You are viewing a plain text version of this content. The canonical link for it is here.

Posted to user@pig.apache.org by Sameer Tilak <ss...@live.com> on 2013/11/05 18:17:24 UTC

Local vs mapreduce mode

Dear Pig experts,

I have the following Pig script that works perfectly in local mode. However, in the mapreduce mode I get AU as : 

$HADOOP_CONF_DIR fs -cat /scratch/AU/part-m-00000
Warning: $HADOOP_HOME is deprecated.

{}
{}
{}
{}

Both the local mode and the mapreduce mode relation A is set correctly.

Can anyone please tell me what are the recommended ways for debugging the script in mapreduce mode -- logging utilities etc. 
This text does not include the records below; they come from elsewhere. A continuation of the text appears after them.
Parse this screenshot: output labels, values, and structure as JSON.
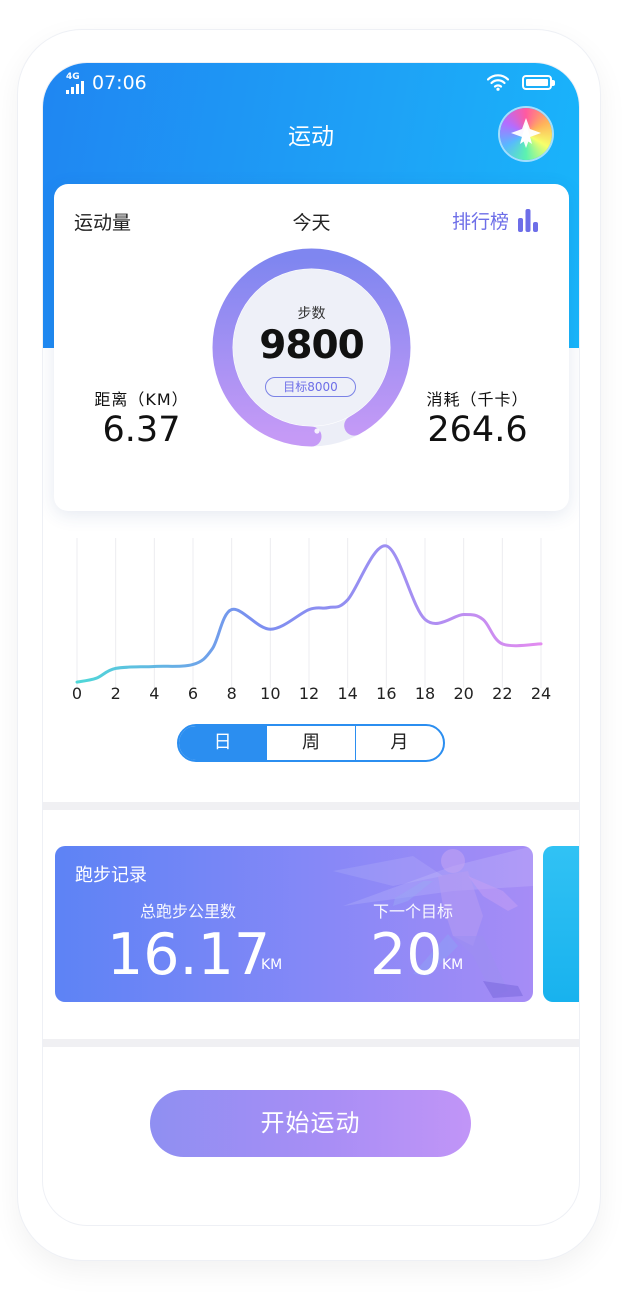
{
  "status": {
    "network": "4G",
    "time": "07:06"
  },
  "header": {
    "title": "运动"
  },
  "summary": {
    "label_left": "运动量",
    "label_center": "今天",
    "rank_label": "排行榜",
    "steps_label": "步数",
    "steps_value": "9800",
    "goal_label": "目标8000",
    "progress": 0.92,
    "distance_label": "距离（KM）",
    "distance_value": "6.37",
    "calories_label": "消耗（千卡）",
    "calories_value": "264.6"
  },
  "chart_data": {
    "type": "line",
    "x": [
      0,
      1,
      2,
      4,
      6,
      7,
      8,
      10,
      12,
      13,
      14,
      16,
      18,
      20,
      21,
      22,
      24
    ],
    "series": [
      {
        "values": [
          6,
          10,
          20,
          22,
          24,
          40,
          80,
          60,
          80,
          82,
          90,
          145,
          70,
          75,
          70,
          45,
          45
        ]
      }
    ],
    "xticks": [
      "0",
      "2",
      "4",
      "6",
      "8",
      "10",
      "12",
      "14",
      "16",
      "18",
      "20",
      "22",
      "24"
    ],
    "xlim": [
      0,
      24
    ],
    "ylim": [
      0,
      150
    ],
    "grid": "vertical",
    "colors": [
      "#4fd8d8",
      "#7a8ef0",
      "#a48ff2",
      "#e38cf0"
    ]
  },
  "period_tabs": [
    {
      "label": "日",
      "active": true
    },
    {
      "label": "周",
      "active": false
    },
    {
      "label": "月",
      "active": false
    }
  ],
  "running": {
    "title": "跑步记录",
    "total_label": "总跑步公里数",
    "total_value": "16.17",
    "total_unit": "KM",
    "next_label": "下一个目标",
    "next_value": "20",
    "next_unit": "KM"
  },
  "start_button": {
    "label": "开始运动"
  }
}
REGISTER /users/p529444/software/pig-0.11.1/contrib/piggybank/java/piggybank.jar;
REGISTER /users/p529444/software/pig-0.11.1/parser.jar

DEFINE SequenceFileLoader org.apache.pig.piggybank.storage.SequenceFileLoader();

A = LOAD '/scratch/file.seq' USING SequenceFileLoader AS (key: chararray, value: chararray);
DESCRIBE A;
STORE A into '/scratch/A';

AU
 = FOREACH A GENERATE parser.Parser(key) AS {(id: int, class: chararray,
 name: chararray, begin: int, end: int, probone: chararray, probtwo: 
chararray)};
STORE AU into '/scratch/AU';

RE: Local vs mapreduce mode

Posted by Sameer Tilak <ss...@live.com>.

Yes, the input files are on HDFS. 

> Date: Tue, 5 Nov 2013 09:37:08 -0800
> Subject: Re: Local vs mapreduce mode
> From: pradeepg26@gmail.com
> To: user@pig.apache.org
> 
> Really dumb question but... when running in MapReduce mode, is your input
> file on HDFS?
> 
> 
> On Tue, Nov 5, 2013 at 9:17 AM, Sameer Tilak <ss...@live.com> wrote:
> 
> >
> > Dear Pig experts,
> >
> > I have the following Pig script that works perfectly in local mode.
> > However, in the mapreduce mode I get AU as :
> >
> > $HADOOP_CONF_DIR fs -cat /scratch/AU/part-m-00000
> > Warning: $HADOOP_HOME is deprecated.
> >
> > {}
> > {}
> > {}
> > {}
> >
> > Both the local mode and the mapreduce mode relation A is set correctly.
> >
> > Can anyone please tell me what are the recommended ways for debugging the
> > script in mapreduce mode -- logging utilities etc.
> >
> > REGISTER
> > /users/p529444/software/pig-0.11.1/contrib/piggybank/java/piggybank.jar;
> > REGISTER /users/p529444/software/pig-0.11.1/parser.jar
> >
> > DEFINE SequenceFileLoader
> > org.apache.pig.piggybank.storage.SequenceFileLoader();
> >
> > A = LOAD '/scratch/file.seq' USING SequenceFileLoader AS (key: chararray,
> > value: chararray);
> > DESCRIBE A;
> > STORE A into '/scratch/A';
> >
> > AU
> >  = FOREACH A GENERATE parser.Parser(key) AS {(id: int, class: chararray,
> >  name: chararray, begin: int, end: int, probone: chararray, probtwo:
> > chararray)};
> > STORE AU into '/scratch/AU';
> >
> >
> >
> >

Re: Local vs mapreduce mode

Posted by Pradeep Gollakota <pr...@gmail.com>.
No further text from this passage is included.